Community is a word that we hear often. We have our work community, our neighborhood community, community outreach, and even the television comedy Community. Regardless of how you are thinking of the word ‘community,’ we are all members of various groups. These groups help us shape our view of belonging, purpose, and commitment to the group.
A community is made up of multiple people, families, businesses, parks, restaurants, etc. These communities rely on their members to exist, develop, and thrive. I want to offer three ways we can help our communities grow.
1) Volunteer: By volunteering your time in your immediate community, you will begin to form relationships with people who are your neighbors, have similar interests, and help the sustain community. Volunteering does not have to take a whole day, but can be an hour each month at a local food bank, after school care for children, or just helping a neighbor tend to their lawn. We can be surprised how far a helping hand and a smile can lift the spirits of a neighbor.

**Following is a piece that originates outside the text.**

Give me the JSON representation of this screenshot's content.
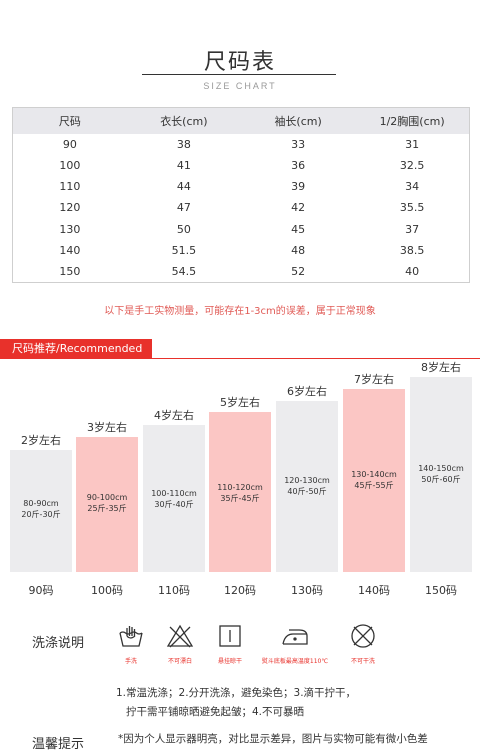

2) Mentor: Most business professionals have mentors. By mentoring a new graduate, a teen, or even a transitioning professional, you will be able to instill the same guidance you received in your early years in your profession or service. Mentors ask the difficult questions of their mentees. They do not complete projects for their mentees, but challenge and celebrate thoughts, concerns, and achievements. Mentors can help mentees in several ways including: sharing contacts and information; offering challenges, support, and advice; helping with setting goals; and being role models.
3) Networking: An excellent way to be involved in your business and personal community is to join a networking group. These groups can include professional resources, adventurous outings, or even a love of the arts. Many cities have business owner groups, hiking clubs, bike groups, and running clubs. However, these groups are often not well advertised because they are just friends who enjoy shared activities. So our friends at www.meetup.com have found a solution for those of us who are new professionals, new to a city, or even just starting an activity. On their website you can check out hundreds of groups for personal and professional growth. When you attend these networking groups, you can shake a hand, have a cocktail, or even hike a new trail. Most of these groups are free or low-cost.
By Volunteering, Mentoring, and Networking you can become more involved in your community. Relationships are important to your mental health and professional development. They help sustain the business community and can even help you accomplish some personal goals.